That certainly looks a very good way of borrowing money with excellent interest rates :Smile:   but is aimed at a different clientele  
"To support your  application, you will need to provide proof of income and recent bank  statements .  Where an applicant is employed, we must see their last 3  pay slips.   Our staff will  give you any assistance required. Loans will then be considered by a  Loan Officer, or will go to the weekly Credit Committee meeting." 
not everyone is able to meet this required criteria :Smile: or the time frame

----------


## little red one

Originally Posted by *Tangerine-Dream* 
_I'm from the East end of London mate....._





> You say that as if it's something to be proud of....


Thats a bit harsh.. :: 

So if your unemployed/in full time education or need cash in a hurry Cashpoints your man!

Whats the minimum age for selling items to yourself Cashpoint? and what measures are in place to ensure the things you recieve actually belong to the seller?

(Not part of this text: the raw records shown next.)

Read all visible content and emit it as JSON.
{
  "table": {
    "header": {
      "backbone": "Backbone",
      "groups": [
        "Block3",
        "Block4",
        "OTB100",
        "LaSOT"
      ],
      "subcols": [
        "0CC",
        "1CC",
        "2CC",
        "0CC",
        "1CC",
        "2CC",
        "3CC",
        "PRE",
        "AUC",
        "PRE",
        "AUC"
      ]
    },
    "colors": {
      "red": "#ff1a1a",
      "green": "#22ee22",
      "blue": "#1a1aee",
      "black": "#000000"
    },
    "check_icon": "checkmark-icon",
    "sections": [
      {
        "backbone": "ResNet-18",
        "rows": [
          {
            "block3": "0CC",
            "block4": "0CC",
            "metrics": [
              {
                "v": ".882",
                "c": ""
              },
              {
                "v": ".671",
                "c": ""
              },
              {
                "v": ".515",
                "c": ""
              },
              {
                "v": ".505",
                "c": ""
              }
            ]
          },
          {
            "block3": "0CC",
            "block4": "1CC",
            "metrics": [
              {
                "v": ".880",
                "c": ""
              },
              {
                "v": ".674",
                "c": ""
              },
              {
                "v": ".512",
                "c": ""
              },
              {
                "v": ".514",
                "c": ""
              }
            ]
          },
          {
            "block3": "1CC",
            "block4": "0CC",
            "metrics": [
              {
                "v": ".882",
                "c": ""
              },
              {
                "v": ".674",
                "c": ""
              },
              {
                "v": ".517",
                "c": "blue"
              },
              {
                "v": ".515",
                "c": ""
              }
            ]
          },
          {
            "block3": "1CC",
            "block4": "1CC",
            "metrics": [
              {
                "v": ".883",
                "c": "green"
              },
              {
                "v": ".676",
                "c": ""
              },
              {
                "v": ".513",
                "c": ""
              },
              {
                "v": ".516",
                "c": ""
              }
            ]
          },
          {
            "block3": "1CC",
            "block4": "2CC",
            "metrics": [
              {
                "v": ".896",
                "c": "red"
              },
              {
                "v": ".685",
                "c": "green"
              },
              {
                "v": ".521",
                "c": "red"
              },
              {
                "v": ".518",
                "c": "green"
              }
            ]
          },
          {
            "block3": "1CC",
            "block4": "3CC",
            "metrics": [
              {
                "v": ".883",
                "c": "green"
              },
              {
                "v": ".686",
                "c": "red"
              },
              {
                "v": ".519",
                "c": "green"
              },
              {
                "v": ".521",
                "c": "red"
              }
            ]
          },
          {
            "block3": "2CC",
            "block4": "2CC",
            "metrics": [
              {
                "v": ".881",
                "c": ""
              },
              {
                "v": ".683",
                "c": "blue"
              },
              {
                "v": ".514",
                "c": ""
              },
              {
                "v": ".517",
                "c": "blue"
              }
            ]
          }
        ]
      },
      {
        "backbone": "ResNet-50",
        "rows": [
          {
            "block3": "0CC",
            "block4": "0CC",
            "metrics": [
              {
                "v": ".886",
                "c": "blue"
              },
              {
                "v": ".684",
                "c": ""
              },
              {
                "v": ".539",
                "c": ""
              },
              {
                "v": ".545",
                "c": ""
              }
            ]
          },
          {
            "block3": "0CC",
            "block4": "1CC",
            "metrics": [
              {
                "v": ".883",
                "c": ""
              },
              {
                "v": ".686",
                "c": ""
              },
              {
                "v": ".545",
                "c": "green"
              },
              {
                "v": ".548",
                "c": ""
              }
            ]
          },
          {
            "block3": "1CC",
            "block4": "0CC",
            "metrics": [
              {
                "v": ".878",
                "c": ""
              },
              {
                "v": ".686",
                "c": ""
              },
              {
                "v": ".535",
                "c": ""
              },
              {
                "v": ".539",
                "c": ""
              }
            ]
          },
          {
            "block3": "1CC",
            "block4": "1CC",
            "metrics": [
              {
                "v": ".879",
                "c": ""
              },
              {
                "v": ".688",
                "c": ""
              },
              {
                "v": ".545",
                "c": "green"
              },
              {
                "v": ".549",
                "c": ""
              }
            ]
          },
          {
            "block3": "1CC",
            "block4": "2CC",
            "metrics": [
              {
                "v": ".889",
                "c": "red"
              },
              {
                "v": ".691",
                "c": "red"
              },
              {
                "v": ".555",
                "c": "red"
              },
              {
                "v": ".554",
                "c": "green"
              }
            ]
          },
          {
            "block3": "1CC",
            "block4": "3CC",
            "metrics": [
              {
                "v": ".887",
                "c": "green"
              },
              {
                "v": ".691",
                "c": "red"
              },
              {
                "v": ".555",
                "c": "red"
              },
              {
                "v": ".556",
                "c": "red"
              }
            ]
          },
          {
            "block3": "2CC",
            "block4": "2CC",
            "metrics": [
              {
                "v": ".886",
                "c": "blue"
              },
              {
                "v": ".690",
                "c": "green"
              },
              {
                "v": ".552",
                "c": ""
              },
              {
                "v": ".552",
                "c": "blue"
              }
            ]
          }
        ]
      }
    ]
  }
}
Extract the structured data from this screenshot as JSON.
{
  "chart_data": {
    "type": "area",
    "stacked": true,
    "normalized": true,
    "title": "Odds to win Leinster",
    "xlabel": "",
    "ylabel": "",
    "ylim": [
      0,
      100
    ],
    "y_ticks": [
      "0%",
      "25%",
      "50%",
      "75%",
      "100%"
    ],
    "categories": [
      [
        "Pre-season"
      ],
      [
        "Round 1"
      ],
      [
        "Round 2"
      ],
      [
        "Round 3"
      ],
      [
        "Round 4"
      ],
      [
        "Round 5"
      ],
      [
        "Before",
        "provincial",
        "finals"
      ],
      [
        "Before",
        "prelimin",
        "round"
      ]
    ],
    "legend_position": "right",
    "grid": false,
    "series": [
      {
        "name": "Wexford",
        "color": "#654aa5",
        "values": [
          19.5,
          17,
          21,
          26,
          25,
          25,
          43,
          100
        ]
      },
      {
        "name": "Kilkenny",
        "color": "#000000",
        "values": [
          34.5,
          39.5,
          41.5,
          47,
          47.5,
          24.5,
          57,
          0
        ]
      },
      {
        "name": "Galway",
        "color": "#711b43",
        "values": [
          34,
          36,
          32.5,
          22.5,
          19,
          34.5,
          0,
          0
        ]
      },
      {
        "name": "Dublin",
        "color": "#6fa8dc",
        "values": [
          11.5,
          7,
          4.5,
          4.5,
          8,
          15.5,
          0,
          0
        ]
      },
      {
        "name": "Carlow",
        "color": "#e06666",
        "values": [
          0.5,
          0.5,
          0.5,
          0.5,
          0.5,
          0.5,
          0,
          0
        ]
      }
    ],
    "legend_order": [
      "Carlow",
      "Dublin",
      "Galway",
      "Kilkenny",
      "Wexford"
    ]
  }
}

Using these shops to fence stolen goods must occur to thieves.

Credit union looks great tbh, a good option compared to a bank loan or finance agreements..

I can understand sometimes people need quick financial help and shifting unwanted possessions in a hurry can be handy. BUT i really hate the quick payday loans @ 1700 odd % interest companies that have sprung up in recent years they *are* preying on vunerable people. Cash for gold is another one...

I bet if i advertised my £500 laptop on here for £75 it'd be sold in five minutes flat!

----------


## radiohead

I too grew up in Walthamstow, nobody had the bad manners Tangerine-Dream displays, and to be so patronising as to call the locals, "natives", is beyond me. The shop in question is a service that is lacking locally, and I am sure will be profitable. The thing I have noticed is, if the shop stayed empty, it would have been another nail in the commercial coffin of Wick, but if a man starts a legal business he is castigated as some kind of evil-dooer. Its a fact of life, that "Pawn shops" are on the increase, and if my experience is anything to go by, many of the folks who use them, are people who earn more than enough to survive, but cant manage their money. Hardly the fault of society.

----------


## maggie

This thread is quickly degenerating into a personal slanging match. I have removed the most offending posts and will lock the thread.
Please refrain from any further sniping and settle any differences away from the public forum.
Maggie

----------